The expression in assignment statements in cvx tool can not ensure equality

Hi everyone, I met a trouble when i used the CVX tools. If you can give me some suggestion, i would be very pleasured. when i used CVX tool, i found that L_sumo can not be equal to the term tauo.*log(1+rho.*a_up_new) in the following codes. I can not figure out what happened in the process.
I can hardly express my gratitude to you for your help.

cvx_begin
variables u_x_new(N) u_y_new(N) L_tilde R_upper_k(K,N_t) z(K,N_t) lcomp(K,N_t-1) a_up_new(K,N_t)
expressions a_d(K,N_t) S_klnew(K,N_t) L_sumo(K,N_t) %L_off(K,N_k-1)
% expression L_sum_new(K,N)
maximize (L_tilde)
subject to

for n=1:1:N_t
(u_x_new(n+1)-u_x_new(n)).^2+(u_y_new(n+1)-u_y_new(n)).^2 <= S_max.^2;%%% speed constraint
end
u_x_new(1)==intial_x;
u_y_new(1)==intial_y;
u_x_new(N)==final_x;
u_y_new(N)==final_y;
for n=1:1:N_t-1
for k=1:1:K
lcomp(k,n)<=fC_k(k);
lcomp(k,n)>=tot;
end
end

for n=1:1:N_t
for k=1:1:K
z(k,n)>=0;
z(k,n)==(c_k(k,n)+2*S_kl(k,n)alpha(omega_x(k,n).*u_x_new(n+1)+omega_y(k,n).*u_y_new(n+1)));
R_upper_k(k,n)>=0;

    2^(-R_upper_k(k,n))+rho*2^((-log(z(k,n)))/log(2)-R_upper_k(k,n))<=1;
    S_klnew(k,n)= ((u_x_new(n+1)-x_k(k)).^2+(u_y_new(n+1)-y_k(k)).^2+H.^2);
     ((u_x_new(n+1)-x_k(k)).^2+(u_y_new(n+1)-y_k(k)).^2+H.^2) <=pow_p(a_up(k,n),-1)-(a_up_new(k,n)-a_up(k,n)).*pow_p(a_up(k,n),-2);%pow_pos(S_klnew(k,n),alpha)
    a_up_new(k,n)>=0;
end
end
L_tilde>=0;
L_sumo=tauo.*log(1+rho.*a_up_new);
L_sumd=taud.*log(1+rho.*a_up_new);
lcomp(:,1)==0;
sum(sum(tauo.*log(1+rho.a_up_new)))>= L_tildelog(2); %tauo.*log(1+rho.*a_up_new)
sum(sum(taud.log(1+rho.a_up_new)))>=gammaL_tildelog(2);
a_d=taud.R_upper_k;
a_d(:,1)=0;
a_d(:,2)=0;
for n=1:1:N_k-1
for k=1:1:K
sum(lcomp(k,2:n+1))<=sum(L_sumo(k,1:n))/log(2);
end
end
sum(sum( lcomp))>= L_tilde;
for n=2:1:N_k
for k=1:1:K
sum(a_d(k,3:n+1))<=gammasum(lcomp(k,2:n));
end
end

cvx_end

Your model is nonconvex if you have a nonlinear equality. In that case cvx is the wrong tool.

Thanks for your reply. But in my model, there are convex equalities. i assign an intermediate variable “L_sumo” hut it can not be equal to the ideal value.

Please post a complete reproducible example, with all input data. Also show the CVX output or error messages. If CVX claims to have solved the problem and you think the solution is incorrect or violates any constraints by more than solver tolerance, then show the calculations you performed to reach that conclusion.

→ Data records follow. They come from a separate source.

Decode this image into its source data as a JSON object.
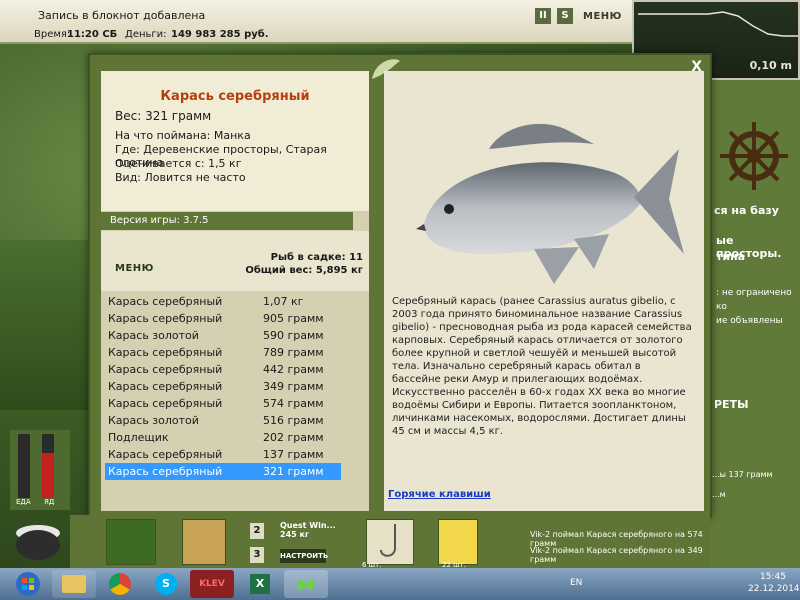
{
  "status": {
    "message": "Запись в блокнот добавлена",
    "time_label": "Время:",
    "time_value": "11:20 СБ",
    "money_label": "Деньги:",
    "money_value": "149 983 285 руб.",
    "pause_label": "II",
    "sound_label": "S",
    "menu_label": "МЕНЮ",
    "minimize_label": "—"
  },
  "depth": {
    "value": "0,10 m"
  },
  "modal": {
    "close_label": "X",
    "fish": {
      "name": "Карась серебряный",
      "weight": "Вес: 321 грамм",
      "bait": "На что поймана: Манка",
      "place": "Где: Деревенские просторы, Старая плотина",
      "value": "Оценивается с: 1,5 кг",
      "type": "Вид: Ловится не часто"
    },
    "version": "Версия игры: 3.7.5",
    "menu_label": "МЕНЮ",
    "catch_count": "Рыб в садке: 11",
    "total_weight": "Общий вес: 5,895 кг",
    "catch_list": [
      {
        "name": "Карась серебряный",
        "weight": "1,07 кг"
      },
      {
        "name": "Карась серебряный",
        "weight": "905 грамм"
      },
      {
        "name": "Карась золотой",
        "weight": "590 грамм"
      },
      {
        "name": "Карась серебряный",
        "weight": "789 грамм"
      },
      {
        "name": "Карась серебряный",
        "weight": "442 грамм"
      },
      {
        "name": "Карась серебряный",
        "weight": "349 грамм"
      },
      {
        "name": "Карась серебряный",
        "weight": "574 грамм"
      },
      {
        "name": "Карась золотой",
        "weight": "516 грамм"
      },
      {
        "name": "Подлещик",
        "weight": "202 грамм"
      },
      {
        "name": "Карась серебряный",
        "weight": "137 грамм"
      },
      {
        "name": "Карась серебряный",
        "weight": "321 грамм"
      }
    ],
    "selected_index": 10,
    "description": "Серебряный карась (ранее Carassius auratus gibelio, с 2003 года принято биноминальное название Carassius gibelio) - пресноводная рыба из рода карасей семейства карповых. Серебряный карась отличается от золотого более крупной и светлой чешуёй и меньшей высотой тела. Изначально серебряный карась обитал в бассейне реки Амур и прилегающих водоёмах. Искусственно расселён в 60-х годах XX века во многие водоёмы Сибири и Европы. Питается зоопланктоном, личинками насекомых, водорослями. Достигает длины 45 см и массы 4,5 кг.",
    "hotkeys_label": "Горячие клавиши"
  },
  "right_panel": {
    "base_label": "ся на базу",
    "place_line1": "ые просторы.",
    "place_line2": "тина",
    "info_line1": ": не ограничено",
    "info_line2": "ко",
    "info_line3": "ие объявлены",
    "secrets_label": "РЕТЫ"
  },
  "gauges": {
    "food_label": "ЕДА",
    "poison_label": "ЯД",
    "food_level": 0.0,
    "poison_level": 0.7
  },
  "strip": {
    "slot_2": "2",
    "slot_3": "3",
    "quest_label": "Quest Win...",
    "quest_weight": "245 кг",
    "setup_label": "НАСТРОИТЬ",
    "count_left": "6 шт.",
    "count_right": "22 шт."
  },
  "chat": [
    "...ы 137 грамм",
    "...м",
    "Vik-2 поймал Карася серебряного на 574 грамм",
    "Vik-2 поймал Карася серебряного на 349 грамм"
  ],
  "taskbar": {
    "lang": "EN",
    "time": "15:45",
    "date": "22.12.2014",
    "klev_label": "KLEV"
  },
  "colors": {
    "panel_green": "#5e7535",
    "title_red": "#b5400e",
    "selection": "#3399ff"
  }
}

L_sumo=tauo.*log(1+rho.*a_up_new);
is an expression assignment, not an equality constraint.

If tau0 is nonnegative, then L_sumo is a concave expression; therefore
sum(lcomp(k,2:n+1))<=sum(L_sumo(k,1:n))/log(2);
should be a convex constraint which CVX should accept.

What exactly is the difficulty you are encountering? What do you mean by

L_sumo hut it can not be equal to the ideal value.

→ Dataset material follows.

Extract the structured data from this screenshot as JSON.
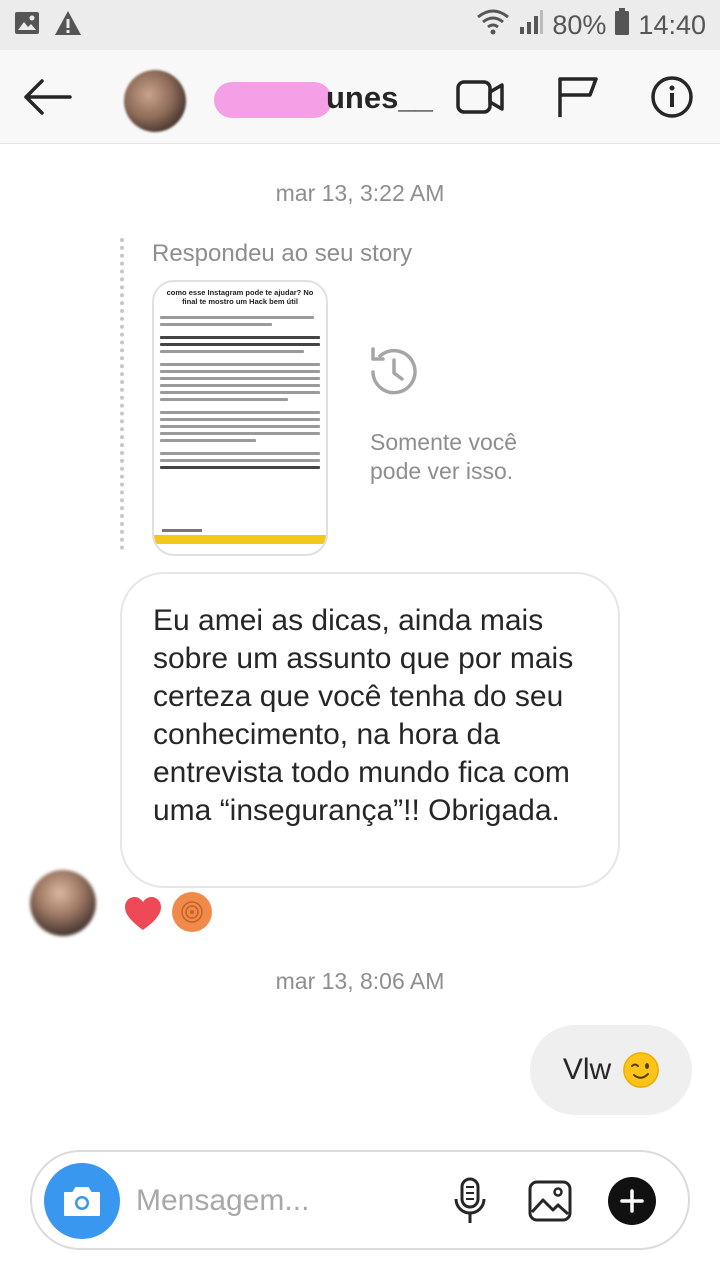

Please note that after CVX completes, there is no guarantee that an expression, such as L_sumo will have the value corresponding to the optimal solution. CXV variables and cvx_optval will have their optimal values, CVX expressions do not necessarily have their optimal values, even though the optimal values were correctly used inside CVX. You need to compute lL_sumo using the optimal values of CVX variables. That is what CVX is doing internally. It just is not populating L_sumo with the final value used in the optimization. If CVX has reported that the problem is solved, if you calculate the value of L_sumo using the optimal values of the CVX variables, you should see that the inequality constraint involving L_sumo is satisfied (within solver tolerance).